The toast batons had been surgically sliced, the thick rectangles of brioche had millimetre-perfect edges, proper knife skills when it comes to slicing soft bread. The toasting added crunch, but it was light enough not to impose brutish dark toast flavours on the delicate crab.
Halfway through the meal, it occurred to us we were eating food of significance. It’s rare to eat flawless dishes in restaurants and, while these plates were prima facie simple, there was technique, skills and experience bubbling away in the background. One doesn’t get these things from chefs that don’t push themselves and haven’t worked in good kitchens.
Fillet steak is an odd choice for a bistro. Actually, it’s an odd choice for any restaurant, unless you’re making Wellington or chateaubriand.
The French prefer onglet (hanger or skirt steak here) for a couple of reasons. It has mobs of flavour and is, well was, dirt cheap. Grilled quickly and served rare, onglet is as tender as primary cuts like sirloin and porterhouse and meatier than a tight-head prop.
It was ordered rare and served rare. That’s rare. It was well rested, so no patchy grey bits, just wall-to-wall blushing pink. It was juicy and tender and a beautiful piece of meat. Pity it was fillet. Underneath was blanched spinach, not creamed like at American steakhouses, but simply blanched, squeezed dry and seasoned. It was tender without being soft. Perfect.
In the canon of trad bistro classics, duck confit rules the roost. Dry-brined with thyme leaves for a few hours, the thigh and leg piece are submerged in a roasting pan filled with duck fat and slow cooked, fudgy, moist, dense and soft. Often chefs don’t brine it enough or cook it too hot or too fast or both, which is when it transforms into an unswallowable, dry duck jerky. Ew.
Le Rebelle’s was the real deal, a tender, salty interior and a crisp, rendered skin. A simple duck jus and a small salad were on the plate.
The wine list is a winner. There’s a strong focus on hand selected wines to match the cooking and, while the list is comprehensive, should you wish to go full baller, you can ask for the “special” list.
So, there you go, excellence all round. A proper French bistro with a classy crew in the kitchen and a smart bunch of professionals out front.

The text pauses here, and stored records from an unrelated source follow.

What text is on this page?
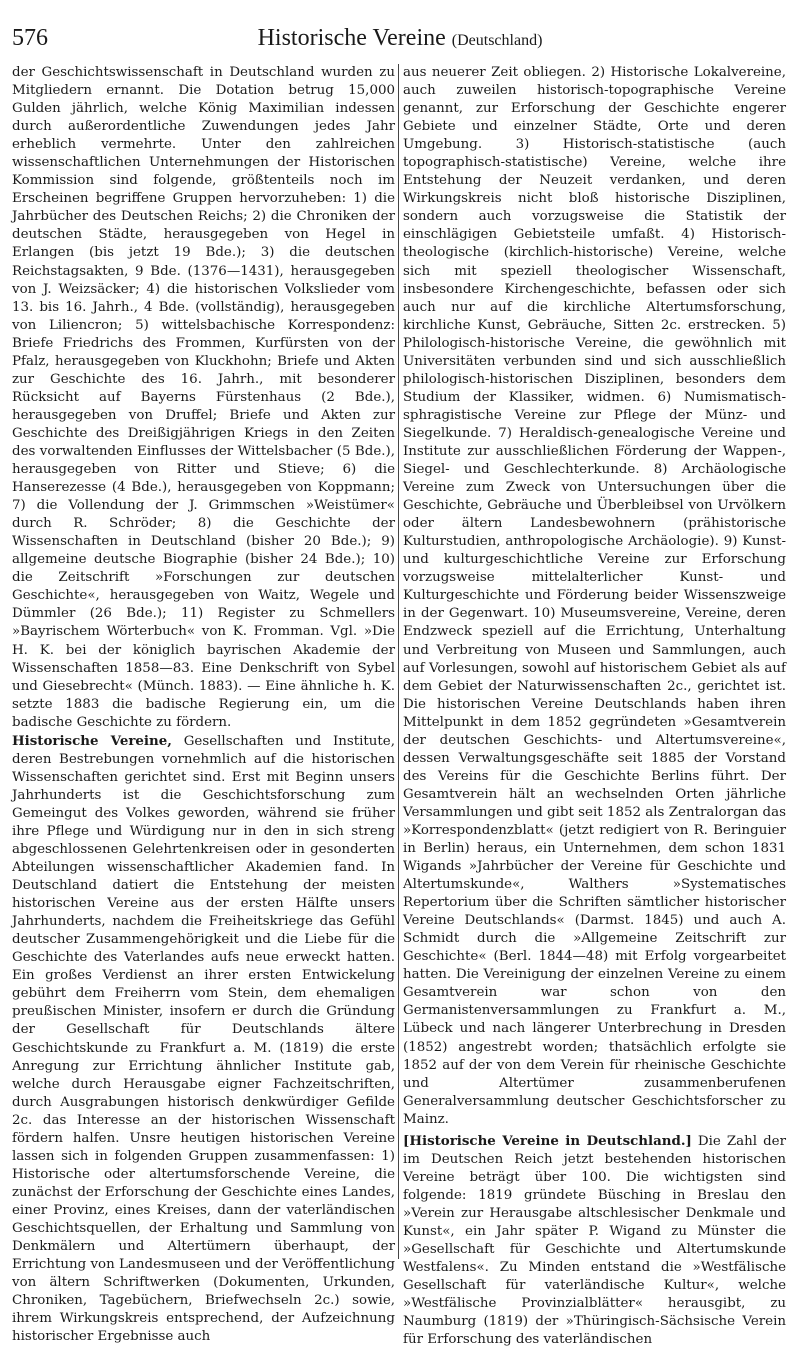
576	Historische Vereine (Deutschland)

der Geschichtswissenschaft in Deutschland wurden zu Mitgliedern ernannt. Die Dotation betrug 15,000 Gulden jährlich, welche König Maximilian indessen durch außerordentliche Zuwendungen jedes Jahr erheblich vermehrte. Unter den zahlreichen wissenschaftlichen Unternehmungen der Historischen Kommission sind folgende, größtenteils noch im Erscheinen begriffene Gruppen hervorzuheben: 1) die Jahrbücher des Deutschen Reichs; 2) die Chroniken der deutschen Städte, herausgegeben von Hegel in Erlangen (bis jetzt 19 Bde.); 3) die deutschen Reichstagsakten, 9 Bde. (1376—1431), herausgegeben von J. Weizsäcker; 4) die historischen Volkslieder vom 13. bis 16. Jahrh., 4 Bde. (vollständig), herausgegeben von Liliencron; 5) wittelsbachische Korrespondenz: Briefe Friedrichs des Frommen, Kurfürsten von der Pfalz, herausgegeben von Kluckhohn; Briefe und Akten zur Geschichte des 16. Jahrh., mit besonderer Rücksicht auf Bayerns Fürstenhaus (2 Bde.), herausgegeben von Druffel; Briefe und Akten zur Geschichte des Dreißigjährigen Kriegs in den Zeiten des vorwaltenden Einflusses der Wittelsbacher (5 Bde.), herausgegeben von Ritter und Stieve; 6) die Hanserezesse (4 Bde.), herausgegeben von Koppmann; 7) die Vollendung der J. Grimmschen »Weistümer« durch R. Schröder; 8) die Geschichte der Wissenschaften in Deutschland (bisher 20 Bde.); 9) allgemeine deutsche Biographie (bisher 24 Bde.); 10) die Zeitschrift »Forschungen zur deutschen Geschichte«, herausgegeben von Waitz, Wegele und Dümmler (26 Bde.); 11) Register zu Schmellers »Bayrischem Wörterbuch« von K. Fromman. Vgl. »Die H. K. bei der königlich bayrischen Akademie der Wissenschaften 1858—83. Eine Denkschrift von Sybel und Giesebrecht« (Münch. 1883). — Eine ähnliche h. K. setzte 1883 die badische Regierung ein, um die badische Geschichte zu fördern.

Historische Vereine, Gesellschaften und Institute, deren Bestrebungen vornehmlich auf die historischen Wissenschaften gerichtet sind. Erst mit Beginn unsers Jahrhunderts ist die Geschichtsforschung zum Gemeingut des Volkes geworden, während sie früher ihre Pflege und Würdigung nur in den in sich streng abgeschlossenen Gelehrtenkreisen oder in gesonderten Abteilungen wissenschaftlicher Akademien fand. In Deutschland datiert die Entstehung der meisten historischen Vereine aus der ersten Hälfte unsers Jahrhunderts, nachdem die Freiheitskriege das Gefühl deutscher Zusammengehörigkeit und die Liebe für die Geschichte des Vaterlandes aufs neue erweckt hatten. Ein großes Verdienst an ihrer ersten Entwickelung gebührt dem Freiherrn vom Stein, dem ehemaligen preußischen Minister, insofern er durch die Gründung der Gesellschaft für Deutschlands ältere Geschichtskunde zu Frankfurt a. M. (1819) die erste Anregung zur Errichtung ähnlicher Institute gab, welche durch Herausgabe eigner Fachzeitschriften, durch Ausgrabungen historisch denkwürdiger Gefilde 2c. das Interesse an der historischen Wissenschaft fördern halfen. Unsre heutigen historischen Vereine lassen sich in folgenden Gruppen zusammenfassen: 1) Historische oder altertumsforschende Vereine, die zunächst der Erforschung der Geschichte eines Landes, einer Provinz, eines Kreises, dann der vaterländischen Geschichtsquellen, der Erhaltung und Sammlung von Denkmälern und Altertümern überhaupt, der Errichtung von Landesmuseen und der Veröffentlichung von ältern Schriftwerken (Dokumenten, Urkunden, Chroniken, Tagebüchern, Briefwechseln 2c.) sowie, ihrem Wirkungskreis entsprechend, der Aufzeichnung historischer Ergebnisse auch

aus neuerer Zeit obliegen. 2) Historische Lokalvereine, auch zuweilen historisch-topographische Vereine genannt, zur Erforschung der Geschichte engerer Gebiete und einzelner Städte, Orte und deren Umgebung. 3) Historisch-statistische (auch topographisch-statistische) Vereine, welche ihre Entstehung der Neuzeit verdanken, und deren Wirkungskreis nicht bloß historische Disziplinen, sondern auch vorzugsweise die Statistik der einschlägigen Gebietsteile umfaßt. 4) Historisch-theologische (kirchlich-historische) Vereine, welche sich mit speziell theologischer Wissenschaft, insbesondere Kirchengeschichte, befassen oder sich auch nur auf die kirchliche Altertumsforschung, kirchliche Kunst, Gebräuche, Sitten 2c. erstrecken. 5) Philologisch-historische Vereine, die gewöhnlich mit Universitäten verbunden sind und sich ausschließlich philologisch-historischen Disziplinen, besonders dem Studium der Klassiker, widmen. 6) Numismatisch-sphragistische Vereine zur Pflege der Münz- und Siegelkunde. 7) Heraldisch-genealogische Vereine und Institute zur ausschließlichen Förderung der Wappen-, Siegel- und Geschlechterkunde. 8) Archäologische Vereine zum Zweck von Untersuchungen über die Geschichte, Gebräuche und Überbleibsel von Urvölkern oder ältern Landesbewohnern (prähistorische Kulturstudien, anthropologische Archäologie). 9) Kunst- und kulturgeschichtliche Vereine zur Erforschung vorzugsweise mittelalterlicher Kunst- und Kulturgeschichte und Förderung beider Wissenszweige in der Gegenwart. 10) Museumsvereine, Vereine, deren Endzweck speziell auf die Errichtung, Unterhaltung und Verbreitung von Museen und Sammlungen, auch auf Vorlesungen, sowohl auf historischem Gebiet als auf dem Gebiet der Naturwissenschaften 2c., gerichtet ist. Die historischen Vereine Deutschlands haben ihren Mittelpunkt in dem 1852 gegründeten »Gesamtverein der deutschen Geschichts- und Altertumsvereine«, dessen Verwaltungsgeschäfte seit 1885 der Vorstand des Vereins für die Geschichte Berlins führt. Der Gesamtverein hält an wechselnden Orten jährliche Versammlungen und gibt seit 1852 als Zentralorgan das »Korrespondenzblatt« (jetzt redigiert von R. Beringuier in Berlin) heraus, ein Unternehmen, dem schon 1831 Wigands »Jahrbücher der Vereine für Geschichte und Altertumskunde«, Walthers »Systematisches Repertorium über die Schriften sämtlicher historischer Vereine Deutschlands« (Darmst. 1845) und auch A. Schmidt durch die »Allgemeine Zeitschrift zur Geschichte« (Berl. 1844—48) mit Erfolg vorgearbeitet hatten. Die Vereinigung der einzelnen Vereine zu einem Gesamtverein war schon von den Germanistenversammlungen zu Frankfurt a. M., Lübeck und nach längerer Unterbrechung in Dresden (1852) angestrebt worden; thatsächlich erfolgte sie 1852 auf der von dem Verein für rheinische Geschichte und Altertümer zusammenberufenen Generalversammlung deutscher Geschichtsforscher zu Mainz.

[Historische Vereine in Deutschland.] Die Zahl der im Deutschen Reich jetzt bestehenden historischen Vereine beträgt über 100. Die wichtigsten sind folgende: 1819 gründete Büsching in Breslau den »Verein zur Herausgabe altschlesischer Denkmale und Kunst«, ein Jahr später P. Wigand zu Münster die »Gesellschaft für Geschichte und Altertumskunde Westfalens«. Zu Minden entstand die »Westfälische Gesellschaft für vaterländische Kultur«, welche »Westfälische Provinzialblätter« herausgibt, zu Naumburg (1819) der »Thüringisch-Sächsische Verein für Erforschung des vaterländischen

When dining is this good, the experience has a light touch. Before you know it, three hours have gone by and all you have left are traces of bearnaise on the chin, the crisp acidity of Chablis and a fading memory of that escargot sauce.
There were no bad memories – anxiously looking around for a waiter, cheap glassware, sloppy cooking, indifferent service, clueless servers - intruded on the experience.
The low-down
17.5/20
Snacks, $8-$17; entrees, $22-$29; mains, $30-$54; sides, $14-$20; dessert/cheese, $12-$17.